Menorrhagia is a type of abnormal uterine bleeding that is characterized by prolonged and heavy menstrual bleeding. Sometimes, the bleeding may be relentless and severe enough to interrupt the daily activities. Other types of dysfunctional or abnormal uterine bleeding include: postmenopausal bleeding, metrorrhagia, oligomenorrhea, and polymenorrhea. If you have bleeding so heavy and abnormal that you dread your menstrual period and have menorrhagia symptoms, you should see your doctor. He will give you the best menorrhagia treatments.
There are many causes for menorrhagia, including uterine fibroids; use of blood thinners; polyps (they occur in the reproductive age of women as a result of high hormone levels); ectopic pregnancy or miscarriage; cervical, ovarian, and uterine cancer (they are rare, but still possible causes for menorrhagia). Hormonal imbalance, especially in progesterone and estrogen, happens often to teenage girls who recently began their menstrual periods and older women who are close to menopause. Hormonal imbalance can also occur if a girl has a problem with ovaries’ function, and that causes heavy menstrual bleeding. Other causes of heavy menstrual periods are: adenomyosis (thickening of the uterus that occurs when endometrial glands that lines the uterus moves into the outer uterus muscles); Intrauterine device (IUD) – when this is the cause of abnormal heavy bleeding, you will probably need to remove it; and certain medications (some anticoagulants and anti-inflammatory medications may contribute to prolonged or heavy menstrual bleeding). Other medical conditions such as thyroid, kidney and liver disease, and platelet or bleeding disorders may cause menorrhagia.
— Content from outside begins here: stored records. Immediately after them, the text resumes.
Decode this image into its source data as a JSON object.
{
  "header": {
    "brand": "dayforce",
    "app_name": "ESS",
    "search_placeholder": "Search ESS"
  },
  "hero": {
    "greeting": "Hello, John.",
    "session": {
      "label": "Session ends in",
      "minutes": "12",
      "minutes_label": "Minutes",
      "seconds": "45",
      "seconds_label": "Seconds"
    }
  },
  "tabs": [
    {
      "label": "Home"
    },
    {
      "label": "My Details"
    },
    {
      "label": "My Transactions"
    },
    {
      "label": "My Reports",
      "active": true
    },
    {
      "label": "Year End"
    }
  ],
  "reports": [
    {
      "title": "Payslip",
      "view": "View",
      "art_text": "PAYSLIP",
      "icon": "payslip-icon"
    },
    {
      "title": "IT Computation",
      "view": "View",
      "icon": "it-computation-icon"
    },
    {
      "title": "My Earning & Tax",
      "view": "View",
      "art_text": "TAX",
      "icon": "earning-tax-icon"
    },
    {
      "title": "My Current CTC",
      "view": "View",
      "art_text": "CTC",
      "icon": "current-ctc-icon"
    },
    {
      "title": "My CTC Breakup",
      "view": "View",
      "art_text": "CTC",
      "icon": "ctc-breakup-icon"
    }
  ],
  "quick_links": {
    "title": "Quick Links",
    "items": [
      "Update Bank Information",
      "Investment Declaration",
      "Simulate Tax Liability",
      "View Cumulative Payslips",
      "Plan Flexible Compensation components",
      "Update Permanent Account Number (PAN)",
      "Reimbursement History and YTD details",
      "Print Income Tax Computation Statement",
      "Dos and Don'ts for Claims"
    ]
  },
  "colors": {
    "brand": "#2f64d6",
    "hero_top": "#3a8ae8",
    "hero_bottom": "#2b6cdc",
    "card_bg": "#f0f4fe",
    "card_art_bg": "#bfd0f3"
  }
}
Menorrhagia symptoms and diagnosis
In general, the menstrual bleeding is considered abnormal when a woman is required to change tampons and pads every hour. In addition, the menstrual bleeding is considered prolonged when the menstrual period lasts longer than one week in duration. Menorrhagia symptoms may include bleeding or spotting during pregnancy, and bleeding or spotting between menstrual periods. However, each woman may experience menorrhagia symptoms differently. These symptoms may resemble to other medical problems. You must consult your doctor for a diagnosis. The diagnosis begins with pelvic examination, and the doctor may order other diagnostic procedures like blood tests; ultrasound (sonography); Pap test (microscopic examination of the cervix cells to detect some changes that might lead to cancer); biopsy (tissue samples will be removed for microscopic examination in order to determine whether cancer cells are present).
If you are experiencing heavy and abnormal menstrual bleeding, you must consult your health care provider to determine the cause. Menorrhagia treatment will depend on the causes. The medication Menorrhagia treatment may include: hormone therapy in order to correct the hormonal imbalance; nonsteroidal anti-inflammatory drugs like naproxen and ibuprofen to help you with pain and reduce the blood loss; or lysteda medication. Depending on your history and the menorrhagia cause, your doctor might recommend a surgical procedure, like dilation and curettage – a surgery that consists of scraping the cavity of the uterus and widening the canal of the cervix; hysteroscopy – a procedure in which a thin and long scope is inserted through the vagina and the cervix into the uterus, so that the doctor can remove the fibroids or other growths that cause the bleeding; ablation or endometrial resection – a procedure in which the uterus lining is destroyed (after this procedure, the woman won’t be able to stay pregnant); hysterectomy – a procedure in which the uterus and the cervix are removed. Keep in mind that seeking medical help is the only course of action that should be done if a woman is experiencing menorrhagia or other reproductive health symptoms.